One that is already developing is referred to as “prompt-engineering,” Brown said – a look into how best to design the initial information presented to ChatGPT to produce more optimal results from the technology.

ChatGPT is likely to also transform the earliest level of education of the future workforce in high schools and colleges around the country.

According to Saber, he sees this as a tool that can be used inside the classroom to help in the completion of assignments and information collecting similar to Google and other internet search engines – once fully developed.

However, there are some concerns ChatGPT could lead to more cases of plagiarism, making it easier for students to take the information directly produced by the AI system and use it instead of doing the work on their own.

“It is impossible to avoid plagiarism altogether, because at the end of the day the way the model is designed, you can tell it to avoid plagiarism but that doesn’t work,” Saber said. “You can use it to get information that you need and then reword it with your own information, even if it does tell you the references – which in itself, is low level plagiarism; so, it’s very difficult for teachers to fight that and what we are saying is that teachers are going to have to get creative with how the teachers assess their students.”

Other than exploring it in classroom discussions and panels, Houston Community College has not implemented ChatGPT as a tool in their curriculum, the colleagues said.

Hirsh-Pasek, who is also a professor, allowed her students to recently use it in completing their midterm essays; she said most of those students gave up using the technology and wrote without using it.

“They said they stopped using it because the answers were ‘stupid’ and that I wouldn’t have liked them,” she said. “They said they didn’t state a thesis or take a position and that if they were to turn in the writing, they told me if they were to turn them in, they would’ve earned somewhere around a C+.”

Another fault of ChatGPT is inconsistently producing accurate information, which would be exacerbated in the classroom as students may turn to rely on it for research.
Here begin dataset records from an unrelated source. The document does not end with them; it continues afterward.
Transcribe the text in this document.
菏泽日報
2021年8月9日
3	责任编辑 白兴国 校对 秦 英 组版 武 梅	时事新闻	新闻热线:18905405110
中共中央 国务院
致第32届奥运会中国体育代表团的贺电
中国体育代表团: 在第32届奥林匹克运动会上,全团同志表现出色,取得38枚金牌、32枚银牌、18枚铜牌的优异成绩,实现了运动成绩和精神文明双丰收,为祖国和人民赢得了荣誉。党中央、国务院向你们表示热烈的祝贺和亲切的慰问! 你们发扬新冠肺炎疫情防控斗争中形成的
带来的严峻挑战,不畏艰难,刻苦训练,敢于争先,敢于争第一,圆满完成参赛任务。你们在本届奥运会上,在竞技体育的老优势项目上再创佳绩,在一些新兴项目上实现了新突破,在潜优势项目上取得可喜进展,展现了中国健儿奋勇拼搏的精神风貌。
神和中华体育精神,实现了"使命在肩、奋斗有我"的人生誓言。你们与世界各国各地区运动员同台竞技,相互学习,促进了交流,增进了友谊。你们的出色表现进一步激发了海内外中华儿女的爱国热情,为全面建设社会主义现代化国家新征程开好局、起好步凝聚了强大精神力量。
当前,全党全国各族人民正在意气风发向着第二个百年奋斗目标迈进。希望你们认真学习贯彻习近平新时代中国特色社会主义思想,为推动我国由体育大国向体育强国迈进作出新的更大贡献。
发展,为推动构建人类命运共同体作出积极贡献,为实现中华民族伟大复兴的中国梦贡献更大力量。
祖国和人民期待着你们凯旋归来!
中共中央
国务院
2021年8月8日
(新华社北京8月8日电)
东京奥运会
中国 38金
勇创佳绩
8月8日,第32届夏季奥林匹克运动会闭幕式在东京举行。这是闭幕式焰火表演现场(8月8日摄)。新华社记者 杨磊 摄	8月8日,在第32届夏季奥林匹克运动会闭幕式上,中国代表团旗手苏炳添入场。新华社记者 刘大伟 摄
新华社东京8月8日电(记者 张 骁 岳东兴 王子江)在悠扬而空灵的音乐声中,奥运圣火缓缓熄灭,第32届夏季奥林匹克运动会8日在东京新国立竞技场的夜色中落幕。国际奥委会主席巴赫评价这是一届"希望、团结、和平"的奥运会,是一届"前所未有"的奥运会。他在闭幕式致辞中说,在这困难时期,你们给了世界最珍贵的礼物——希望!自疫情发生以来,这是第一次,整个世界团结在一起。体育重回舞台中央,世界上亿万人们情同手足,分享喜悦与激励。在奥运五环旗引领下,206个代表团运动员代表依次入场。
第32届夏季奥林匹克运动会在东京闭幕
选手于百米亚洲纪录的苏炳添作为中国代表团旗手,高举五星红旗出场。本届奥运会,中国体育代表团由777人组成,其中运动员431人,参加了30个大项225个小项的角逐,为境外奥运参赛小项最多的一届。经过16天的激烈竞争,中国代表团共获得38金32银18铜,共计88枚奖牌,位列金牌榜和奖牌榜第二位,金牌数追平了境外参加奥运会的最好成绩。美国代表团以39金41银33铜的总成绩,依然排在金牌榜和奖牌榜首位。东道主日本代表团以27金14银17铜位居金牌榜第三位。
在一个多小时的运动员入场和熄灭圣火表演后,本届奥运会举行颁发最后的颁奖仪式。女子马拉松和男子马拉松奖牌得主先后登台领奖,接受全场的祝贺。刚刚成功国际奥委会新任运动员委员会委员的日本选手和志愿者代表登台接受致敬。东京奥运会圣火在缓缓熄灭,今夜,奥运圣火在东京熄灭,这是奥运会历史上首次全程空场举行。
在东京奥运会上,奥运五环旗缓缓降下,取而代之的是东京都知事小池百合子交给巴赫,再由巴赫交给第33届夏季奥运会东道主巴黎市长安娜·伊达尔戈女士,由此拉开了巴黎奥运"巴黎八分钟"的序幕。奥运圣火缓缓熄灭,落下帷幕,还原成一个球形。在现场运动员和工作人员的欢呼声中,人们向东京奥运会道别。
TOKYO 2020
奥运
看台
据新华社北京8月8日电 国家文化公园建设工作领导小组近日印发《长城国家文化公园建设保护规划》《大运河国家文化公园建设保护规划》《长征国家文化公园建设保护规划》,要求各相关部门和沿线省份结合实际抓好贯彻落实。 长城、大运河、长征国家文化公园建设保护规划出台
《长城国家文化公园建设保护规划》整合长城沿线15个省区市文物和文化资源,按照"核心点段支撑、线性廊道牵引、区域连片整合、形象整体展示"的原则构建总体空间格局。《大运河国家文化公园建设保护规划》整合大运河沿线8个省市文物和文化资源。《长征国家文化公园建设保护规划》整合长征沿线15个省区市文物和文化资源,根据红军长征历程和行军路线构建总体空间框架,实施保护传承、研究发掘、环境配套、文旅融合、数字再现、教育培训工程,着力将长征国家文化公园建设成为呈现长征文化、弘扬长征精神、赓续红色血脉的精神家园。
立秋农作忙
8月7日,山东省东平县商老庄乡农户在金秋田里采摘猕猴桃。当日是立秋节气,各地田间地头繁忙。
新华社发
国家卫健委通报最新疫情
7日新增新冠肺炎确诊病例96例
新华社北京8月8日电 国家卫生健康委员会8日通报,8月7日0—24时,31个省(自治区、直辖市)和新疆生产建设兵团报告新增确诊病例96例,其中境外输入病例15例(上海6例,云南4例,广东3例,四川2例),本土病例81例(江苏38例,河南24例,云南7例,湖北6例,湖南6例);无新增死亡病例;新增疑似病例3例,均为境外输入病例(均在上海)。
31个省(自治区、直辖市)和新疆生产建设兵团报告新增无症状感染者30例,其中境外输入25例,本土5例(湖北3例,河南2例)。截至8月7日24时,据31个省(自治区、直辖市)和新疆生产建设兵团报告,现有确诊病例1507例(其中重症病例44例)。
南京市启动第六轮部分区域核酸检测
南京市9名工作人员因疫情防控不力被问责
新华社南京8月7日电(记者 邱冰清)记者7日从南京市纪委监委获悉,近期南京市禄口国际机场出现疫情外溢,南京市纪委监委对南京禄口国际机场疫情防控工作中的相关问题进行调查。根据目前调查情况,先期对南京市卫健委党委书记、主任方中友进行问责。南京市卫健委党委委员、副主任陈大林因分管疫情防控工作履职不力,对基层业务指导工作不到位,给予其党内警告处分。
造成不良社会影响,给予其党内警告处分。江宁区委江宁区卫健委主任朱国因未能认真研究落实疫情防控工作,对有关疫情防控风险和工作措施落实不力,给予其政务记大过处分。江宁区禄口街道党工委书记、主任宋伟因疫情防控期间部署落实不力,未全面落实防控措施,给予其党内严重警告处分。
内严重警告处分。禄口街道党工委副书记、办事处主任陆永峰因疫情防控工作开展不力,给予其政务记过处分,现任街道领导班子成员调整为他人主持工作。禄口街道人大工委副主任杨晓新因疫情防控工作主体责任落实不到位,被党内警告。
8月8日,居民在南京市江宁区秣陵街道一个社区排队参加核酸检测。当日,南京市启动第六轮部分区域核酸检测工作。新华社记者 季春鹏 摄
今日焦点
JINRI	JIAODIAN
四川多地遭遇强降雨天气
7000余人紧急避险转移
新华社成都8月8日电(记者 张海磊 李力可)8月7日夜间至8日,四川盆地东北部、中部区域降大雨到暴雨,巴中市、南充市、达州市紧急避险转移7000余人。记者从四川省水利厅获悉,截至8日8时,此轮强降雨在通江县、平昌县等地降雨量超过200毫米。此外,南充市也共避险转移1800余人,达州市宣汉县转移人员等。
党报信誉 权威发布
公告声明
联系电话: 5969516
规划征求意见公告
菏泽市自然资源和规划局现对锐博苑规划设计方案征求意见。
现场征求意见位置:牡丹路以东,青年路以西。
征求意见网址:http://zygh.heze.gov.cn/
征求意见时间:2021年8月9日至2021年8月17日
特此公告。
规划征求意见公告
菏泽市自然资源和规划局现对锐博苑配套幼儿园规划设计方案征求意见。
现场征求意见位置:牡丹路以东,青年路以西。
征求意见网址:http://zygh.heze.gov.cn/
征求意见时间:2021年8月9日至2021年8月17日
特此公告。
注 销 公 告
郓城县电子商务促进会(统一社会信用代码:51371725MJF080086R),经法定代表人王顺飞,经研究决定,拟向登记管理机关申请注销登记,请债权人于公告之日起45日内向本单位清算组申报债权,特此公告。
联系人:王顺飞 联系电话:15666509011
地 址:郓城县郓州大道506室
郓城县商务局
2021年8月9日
Vardi said that the advent of Google and Google Scholar made the need to search for information in libraries unnecessary, and this could be the case for ChatGPT – but that currently due to its unpredictable accuracy – it is not quite there yet.

Vardi said AI experts are attempting to further understand the negative and positive aspects of ChatGPT, prior to making more advanced versions available to the public.

He was one of the signatories of a letter that was published by the Future of Life Institute that calls for a pause in development of AI systems that are stronger than the current version of ChatGPT – GPT4 – and calls on experts of these technologies to jointly establish a set of protocols for use and development of these tools.

“The issue that the letter wants to address is not the issue within this technology itself, but with our social, economic and political environment for innovation,” Vardi said. “People in Silicon Valley and other experts are calling for a pause because they tend to let technology do its thing in the marketplace, but with this technology they don't want to let it run amuck without taking precautions or thinking of the possible consequences.”

According to Vardi, similar to the internet and social media, no expert can predict every way that ChatGPT will affect the workforce, education or any other sector of society. It won’t be until 10 or 15 years down the road, until anyone will understand what this technology has the capability to do, Vardi said.

“Scientists don’t always have the most imagination to know how things can go wrong. Yes, this technology is good for the world, but it’s very hard to acknowledge how it will have an adverse impact until the data becomes clearer later down the line,” he said.